Pocos medios de comunicación internacionales, recogieron la auténtica realidad de esta masacre. La mayoría, auspiciados por el terrorismo USA, se limitaron a repetir la justificación de dicha masacre argumentada por el gobierno peruano de Alan García, que no fue otra que decir que los presos disponían de armas de fuego de fabricación artesana. Esta circunstancia nunca pudo probarse porque -como las armas químicas de Irak-, nunca fueron encontradas ningún tipo de armas entre los presos. En total, entre 350 y 450 internos fueron asesinados por orden directa del presidente. Dicen que cuando el fiscal general y el director del penal se opusieron a arrasar el penal de El Frontón a cañonazos, el sanguinario presidente Alán García dijo “O se van ellos o me voy yo”.
Nunca en la historia de Perú se había dado una matanza tan atroz como la que provocó Alan García aquel funesto mes de junio de 1986. Dejó a cientos de familias de luto, niños huérfanos y padres arrasados por el dolor que habían visto como un psicópata asesino, protegido y amparado por el ejército peruano, asesinó a sus seres queridos. Alan García fue el principal promotor y responsable de esta masacre. Sin embargo, ningún tribunal internacional de Derechos Humanos ha abierto aun ningún proceso por las responsabilidades de estos brutales crímenes.

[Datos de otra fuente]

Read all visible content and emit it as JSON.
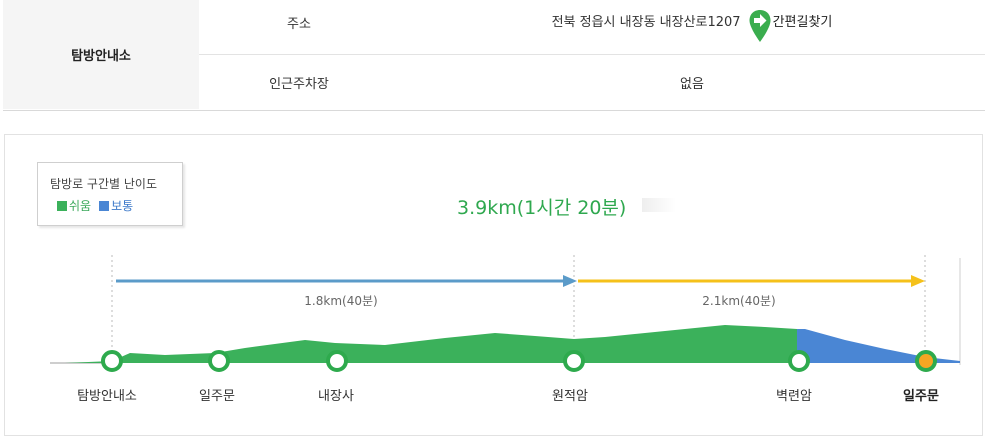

El suicidio de Alan García ha sido, posiblemente, el único acto digno que puede atribuírsele a un despojo humano como era este despreciable y sanguinario asesino.

Perú, proveedor de cocaina a  EE.UU.

La situación de Perú ha cambiado poco en los treinta años pasados desde aquella funesta masacre. La dictadura militar se disfraza de democracia, pero la represión que sufre su población sigue siendo la misma, Junto a Colombia, Perú sigue siendo uno de los principales proveedores de cocaína a EE.UU. De hecho, sin el aporte de estupefacientes que llega a los Estados Unidos desde Perú y Colombia (a las que se está sumando ahora México), ni la Administración, ni la Bolsa, ni nada de su implacable American way of life podría funcionar normalmente.
La cocaína es la principal moneda con que Perú paga a EE.UU. sus servicios de mantener el país en estado de sitio. La CIA, como el gran hermano que es, supervisa desde el Pentágono el funcionamiento de esta fábrica de cocaína y vigila para que no se interrumpa nunca el abastecimiento de fuel para su podrido sistema económico. El hecho de que, colocando a psicópatas asesinos en el poder, quieran controlar ese imprescindible abastecimiento de cocaína, posibilita que, de vez en cuando, a estos degenerados presidentes se les crucen los cables y asesinen a miles de personas. Alan García ha muerto por voluntad propia, acosado por el remordimiento de conciencia que esos millares de muertos que dejó atrás le provocaban. Si realmente hubiera un infierno donde van a parar los asesinos de su calibre, no cabe duda de que Belcebú estará esperando a Alan García con las puertas del Averno de par en par abiertas.